Amleto alla seconda, Timi mattatore dell'arte del contrasto. Successo per il secondo spettacolo della Stagione di Prosa
Amleto alla seconda (produzione Teatro Franco Parenti e Fondazione Teatro della Toscana) non è solo uno spettacolo in cui si sorride. O a volte si ride, spesso, a scena aperta. È un lavoro complesso, nonostante la semplicità della facciata. E’ a strati e vi regna sovrana l’arte del contrasto assoluto. Del paradosso. Dell’esagerazione. Dove i contorni profondi del dramma shakespeariano si mescolano, in una centrifuga senza fine, con i lazzi e gli scherni di guitti che pure non erano del tutto esenti da quei monumenti drammaturgici.
E di questo va dato il merito, e così non può essere, che a Filippo Timi che non solo lo ha pensato in questa forma, ma che ha soprattutto avuto il coraggio di proporlo sul palcoscenico. E’ un guanto di sfida lanciato al pubblico perché sappia cogliere in quei contrasti e in quelle divergenze, così abissali. l’antica tensione e la moderna dissacrazione. Proprio la decostruzione del testo e di una vicenda che vive, da secoli, nel Parnaso del teatro mondiale che fa vivere questo spettacolo.
Da una parte risulterebbe troppo semplice definirlo come spettacolo di mera avanguardia teatrale. Dall’altra sarebbe altrettanto, troppo elementare, etichettarlo come semplice rivisitazione, a favore di un pubblico contemporaneo, di un lavoro epico come l’originario lavoro del letterato Bardo.
Da secoli, la critica si affanna a cercare una vera interpretazione di chi fosse Amleto, signore di Danimarca. Un folle. Un pazzo. Un mistificatore sottile. Un calcolatore cinico, immerso però in una palude Stigia di dubbi esistenziali. E Timi, al di fuori dei pesanti tomi libreschi, ha voluto dare la sua di interpretazione; sul duro legno del palcoscenico.
Certo la follia non è manca, al suo Amleto che però riempie di noia esistenziale. Non manca neppure la profondità originaria di quando recita le parole del drammaturgo antico. Infarcisce sempre anche di quella durezza verbale e lessicale che certo Shakespeare non si faceva mancare. Però poi aggiunge, Carica di contemporaneità il tutto. Da un gigante Puffo in scena. A siparietti : tanto vicini agli show di Marilyn Monroe che però recita con stile da youtuber di media fascia. I quadri si alternano dipanando in questo mare magnum di alterazioni la vicenda originale.

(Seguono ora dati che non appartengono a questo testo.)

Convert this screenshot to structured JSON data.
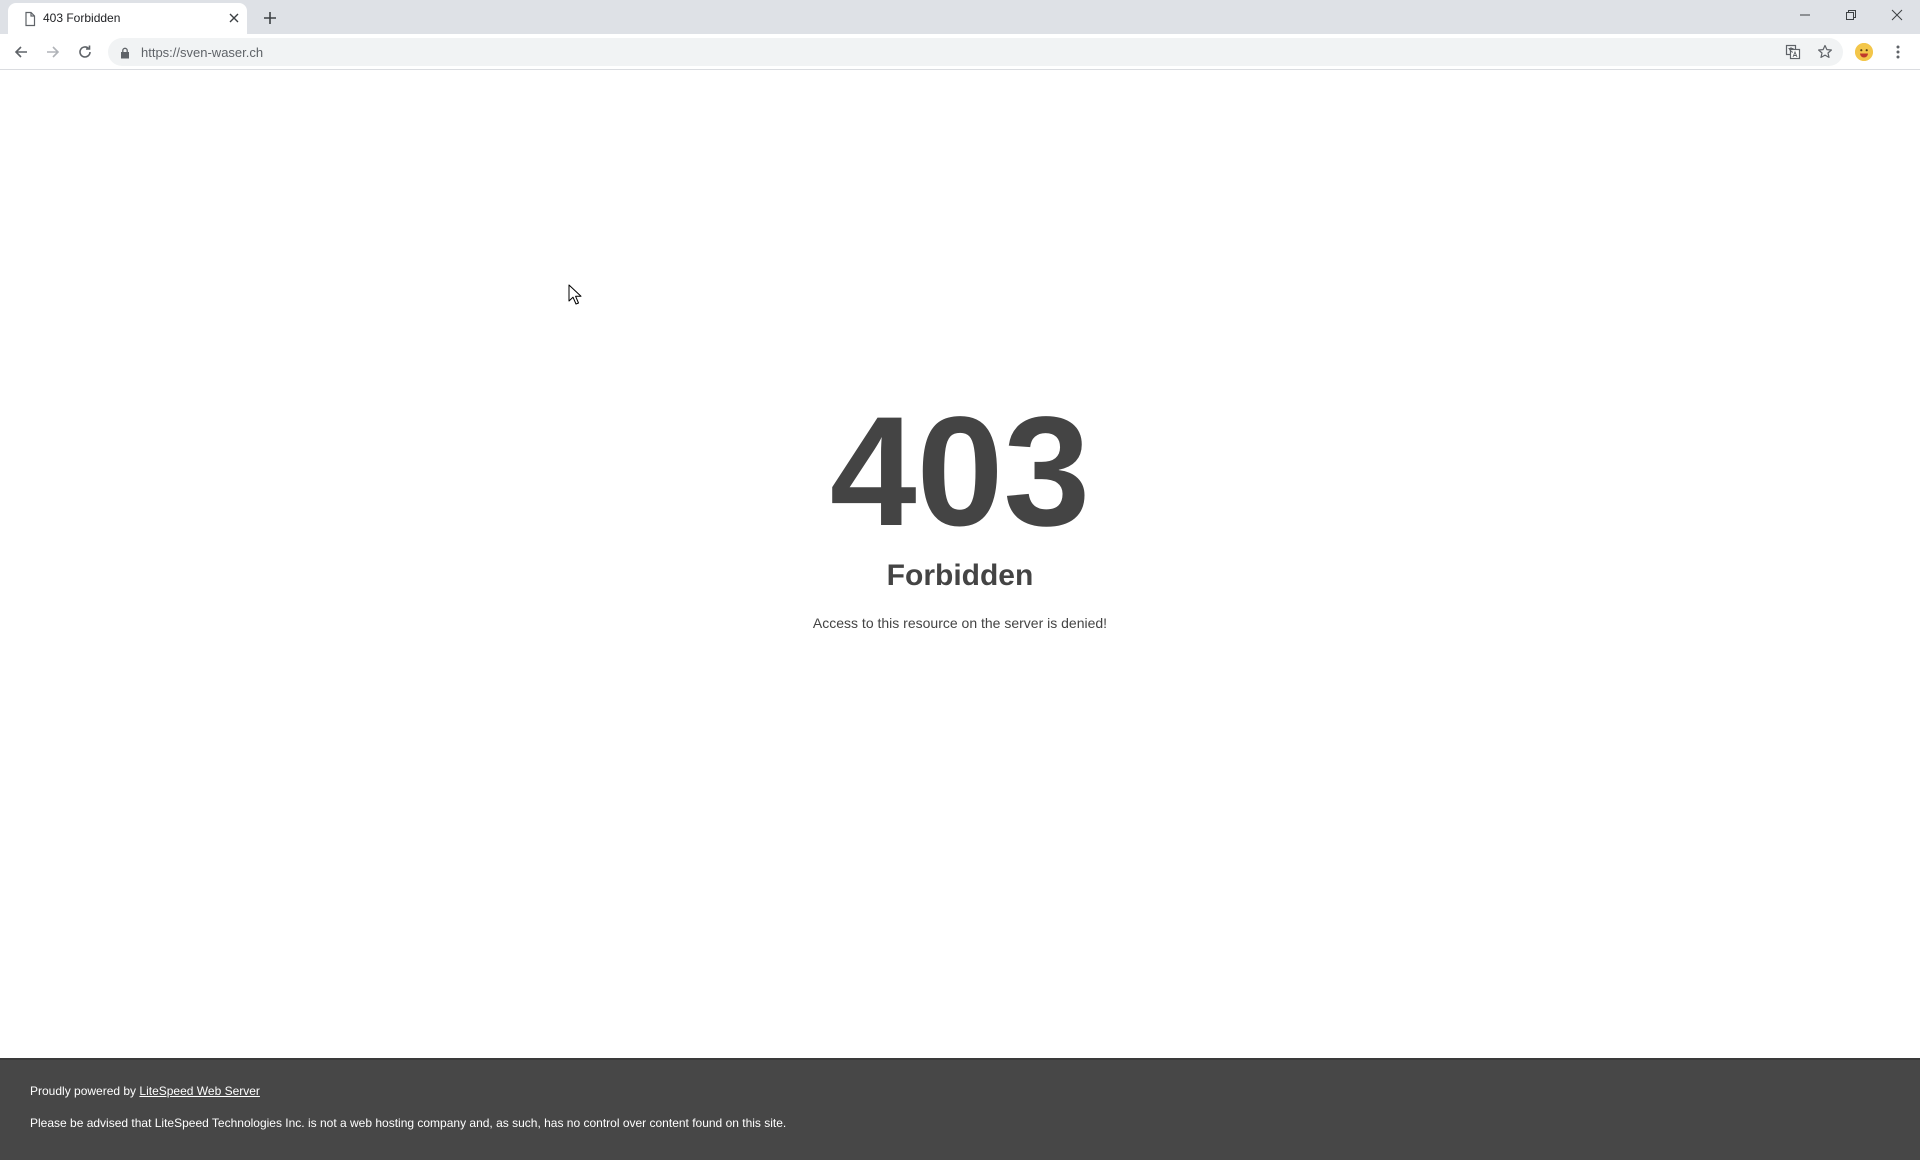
{
  "browser": {
    "tab": {
      "title": "403 Forbidden",
      "favicon": "document-icon"
    },
    "address_bar": {
      "url": "https://sven-waser.ch"
    },
    "icons": {
      "back": "arrow-left-icon",
      "forward": "arrow-right-icon",
      "reload": "reload-icon",
      "lock": "lock-icon",
      "translate": "translate-icon",
      "bookmark": "star-icon",
      "menu": "three-dots-icon",
      "new_tab": "plus-icon",
      "close_tab": "close-icon",
      "minimize": "minimize-icon",
      "restore": "restore-icon",
      "close_window": "close-icon"
    }
  },
  "page": {
    "error_code": "403",
    "error_title": "Forbidden",
    "error_description": "Access to this resource on the server is denied!"
  },
  "footer": {
    "powered_prefix": "Proudly powered by ",
    "powered_link": "LiteSpeed Web Server",
    "disclaimer": "Please be advised that LiteSpeed Technologies Inc. is not a web hosting company and, as such, has no control over content found on this site."
  },
  "colors": {
    "text": "#444444",
    "footer_bg": "#474747",
    "tabstrip_bg": "#dee1e6",
    "omnibox_bg": "#f1f3f4"
  }
}
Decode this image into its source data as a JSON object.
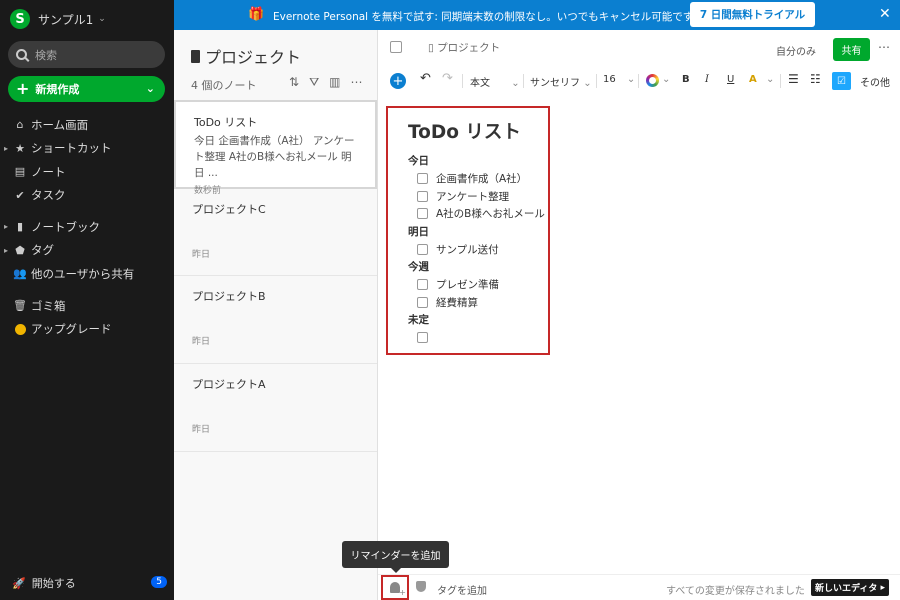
{
  "sidebar": {
    "account_name": "サンプル1",
    "logo_letter": "S",
    "search_placeholder": "検索",
    "new_button": "新規作成",
    "nav_group1": [
      {
        "label": "ホーム画面",
        "icon": "home-icon"
      },
      {
        "label": "ショートカット",
        "icon": "star-icon"
      },
      {
        "label": "ノート",
        "icon": "note-icon"
      },
      {
        "label": "タスク",
        "icon": "check-circle-icon"
      }
    ],
    "nav_group2": [
      {
        "label": "ノートブック",
        "icon": "notebook-icon"
      },
      {
        "label": "タグ",
        "icon": "tag-icon"
      },
      {
        "label": "他のユーザから共有",
        "icon": "people-icon"
      }
    ],
    "nav_group3": [
      {
        "label": "ゴミ箱",
        "icon": "trash-icon"
      },
      {
        "label": "アップグレード",
        "icon": "upgrade-icon"
      }
    ],
    "start_label": "開始する",
    "start_badge": "5"
  },
  "banner": {
    "text": "Evernote Personal を無料で試す: 同期端末数の制限なし。いつでもキャンセル可能です。",
    "button": "7 日間無料トライアル"
  },
  "notelist": {
    "title": "プロジェクト",
    "count": "4 個のノート",
    "notes": [
      {
        "title": "ToDo リスト",
        "snippet": "今日 企画書作成（A社） アンケート整理 A社のB様へお礼メール 明日 ...",
        "time": "数秒前"
      },
      {
        "title": "プロジェクトC",
        "snippet": "",
        "time": "昨日"
      },
      {
        "title": "プロジェクトB",
        "snippet": "",
        "time": "昨日"
      },
      {
        "title": "プロジェクトA",
        "snippet": "",
        "time": "昨日"
      }
    ]
  },
  "editor": {
    "breadcrumb": "プロジェクト",
    "only_me": "自分のみ",
    "share": "共有",
    "toolbar": {
      "style": "本文",
      "font": "サンセリフ",
      "size": "16",
      "bold": "B",
      "italic": "I",
      "underline": "U",
      "highlight": "A",
      "more": "その他"
    },
    "note_title": "ToDo リスト",
    "sections": [
      {
        "heading": "今日",
        "items": [
          "企画書作成（A社）",
          "アンケート整理",
          "A社のB様へお礼メール"
        ]
      },
      {
        "heading": "明日",
        "items": [
          "サンプル送付"
        ]
      },
      {
        "heading": "今週",
        "items": [
          "プレゼン準備",
          "経費精算"
        ]
      },
      {
        "heading": "未定",
        "items": [
          ""
        ]
      }
    ],
    "tooltip": "リマインダーを追加",
    "footer": {
      "tag_placeholder": "タグを追加",
      "saved": "すべての変更が保存されました",
      "new_editor": "新しいエディタ"
    }
  },
  "colors": {
    "sidebar_bg": "#1a1a1a",
    "accent_green": "#00a82d",
    "banner_blue": "#0b7fd0",
    "highlight_red": "#c62828"
  }
}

Lui certo è bravo. Tiene la scena, con forza. Un vero e proprio mago della recitazione. Dialoga con il pubblico anche a distanza. Non spreca neppure il minimo riferimento per stabilire una connessione con chi siede in platea e nei palchi. Mille invenzioni sonore, di luci e sceniche fluttuano nella sua fabulazione. Ci si trova a correre su perigliose ‘montagne russe’. Laddove ci si aspetta una citazione antica, ecco che appare una canzonetta moderna. Modello ‘Bandiera gialla’ anni Ottanta. Quando invece si attende qualche gag da cinepanettone si diffonde per il teatro un’imponente arcaica e gotica polifonia.
Lo seguono alla perfezione su questo difficile sentiero: Marina Rocco, Elena Lietti, Gabriele Brunelli e Mattia Chiarelli che vestono, di volta in volta, i panni dei personaggi del dramma.
Tutto ciò al pubblico; piace. Applaude. Si diverte. Gusta questo infinito carosello di stili che si accavallano senza fine.